A Happy Medium?
Breast Cancer

A Happy Medium?

Maureen Graham, MS, CGC
Maureen Graham, MS, CGC

Identification of germline pathogenic variants associated with increased cancer susceptibility is important for early detection and prevention of cancer.

In 2018, a study showed that a significant proportion of women with germline variants are not captured by the National Comprehensive Cancer Network (NCCN) guidelines (PMID: 30526229). In response, the American Society of Breast Surgeons (ASBrS) issued a statement in 2019 that genetic testing should be offered to all women with a personal history of breast cancer (PMID: 31342359).

The argument for universal testing has been further supported by a 2020 publication, which found that universal testing among patients with solid tumor cancer was associated with increased detection of inherited genetic variants over the predicted yield of guideline-based testing (PMID: 33126242).

While the approach of offering genetic testing to all women with breast cancer increases the detection of germline pathogenic variants, there are challenges associated with widespread screening.

Concerns regarding breast cancer population-wide testing include increased costs to the healthcare system, lack of clear management guidelines for genes with uncertain clinical relevance for breast cancer, as well as exacerbation of the nation-wide shortage of genetic providers.

Conflicting recommendations from the NCCN and ASBrS have created a debate about whether all women with breast cancer need to undergo germline genetic testing.

To compare the sensitivity and specificity of genetic testing criteria for hereditary breast cancer, women in a large breast cancer registry were evaluated for hereditary breast cancer susceptibility.

In this study, 3,907 women with a diagnosis of breast cancer were offered germline testing for pathogenic variants in nine breast cancer predisposition genes (ATM, BRCA1, BRCA2, CDH1, CHEK2, NF1, PALB2, PTEN and TP53).

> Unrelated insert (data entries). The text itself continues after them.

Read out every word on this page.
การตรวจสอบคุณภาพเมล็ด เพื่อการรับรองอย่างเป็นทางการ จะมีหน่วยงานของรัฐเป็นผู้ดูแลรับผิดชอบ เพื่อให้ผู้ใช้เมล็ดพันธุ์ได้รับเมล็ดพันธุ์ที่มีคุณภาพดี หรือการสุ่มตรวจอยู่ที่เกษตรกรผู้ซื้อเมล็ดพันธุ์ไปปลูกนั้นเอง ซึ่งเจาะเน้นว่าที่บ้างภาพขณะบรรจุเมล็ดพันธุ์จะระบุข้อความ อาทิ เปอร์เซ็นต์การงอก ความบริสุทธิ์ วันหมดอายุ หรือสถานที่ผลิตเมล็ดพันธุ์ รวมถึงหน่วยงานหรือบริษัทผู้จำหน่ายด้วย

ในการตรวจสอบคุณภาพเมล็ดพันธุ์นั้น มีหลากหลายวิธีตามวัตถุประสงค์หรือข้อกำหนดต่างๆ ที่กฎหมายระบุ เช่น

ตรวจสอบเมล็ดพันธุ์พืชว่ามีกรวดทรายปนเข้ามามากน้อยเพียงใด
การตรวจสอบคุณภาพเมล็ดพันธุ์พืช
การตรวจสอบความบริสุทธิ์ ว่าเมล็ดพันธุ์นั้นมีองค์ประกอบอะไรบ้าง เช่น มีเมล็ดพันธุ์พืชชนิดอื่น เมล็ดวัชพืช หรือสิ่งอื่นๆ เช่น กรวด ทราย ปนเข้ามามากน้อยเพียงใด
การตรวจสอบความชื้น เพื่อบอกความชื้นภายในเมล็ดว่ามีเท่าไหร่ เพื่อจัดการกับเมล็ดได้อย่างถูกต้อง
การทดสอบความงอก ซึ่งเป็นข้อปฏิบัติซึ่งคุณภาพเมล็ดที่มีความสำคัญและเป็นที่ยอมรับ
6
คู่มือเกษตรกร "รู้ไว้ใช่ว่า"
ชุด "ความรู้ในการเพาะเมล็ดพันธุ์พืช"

Results show the NCCN guidelines effectively identify women who are more likely to carry a pathogenic variant than those who do not meet testing criteria.

However, the guidelines miss a substantial proportion of women with hereditary breast cancer susceptibility, thereby confirming that current NCCN criteria are not optimal for the selection of individuals for hereditary breast cancer genetic testing.

The study went on to explore alternative selection criteria by evaluating the results of genetic testing offered to all women diagnosed with breast cancer at or before 65 years of age. Their findings demonstrate that expansion of criteria improves sensitivity without requiring testing of all women with breast cancer. Specifically, it achieves over 90% sensitivity for the nine breast cancer predisposition genes and over 98% sensitivity for BRCA1 and BRCA2. Restricting testing to this age group reduces the proportion of women tested by 21%, which may help to address concerns regarding the allocation of scarce genetic resources.

Does modification of the NCCN guidelines sufficiently improve the sensitivity of selection criteria? Should women who have a low probability of carrying a pathogenic variant be excluded from widespread genetic testing in the name of cost reduction and resource preservation? Or does this defeat the purpose of universal screening, which is designed to capture as many pathogenic variant carriers as possible?

Many experts remain in favor of continued use of the NCCN guidelines to conserve genetic resources for individuals who are most likely to have a genetic predisposition to cancer. Yet numerous professionals advocate for offering testing to all women with breast cancer because of the irrefutable limitations of more restrictive guidelines.

Is expansion of the NCCN guidelines rather than universal testing of all women with breast cancer a reasonable compromise?

Or does the approach leave both parties (those in favor of the ASBrS statement and those in favor of NCCN criteria) dissatisfied?

As genetic advancements continue to lower the cost of testing and elevate the value of precision medicine, society moves closer to population-wide genetic screening.

Could adherence to the NCCN guidelines for genetic testing just be prolonging the inevitable opening of the floodgates?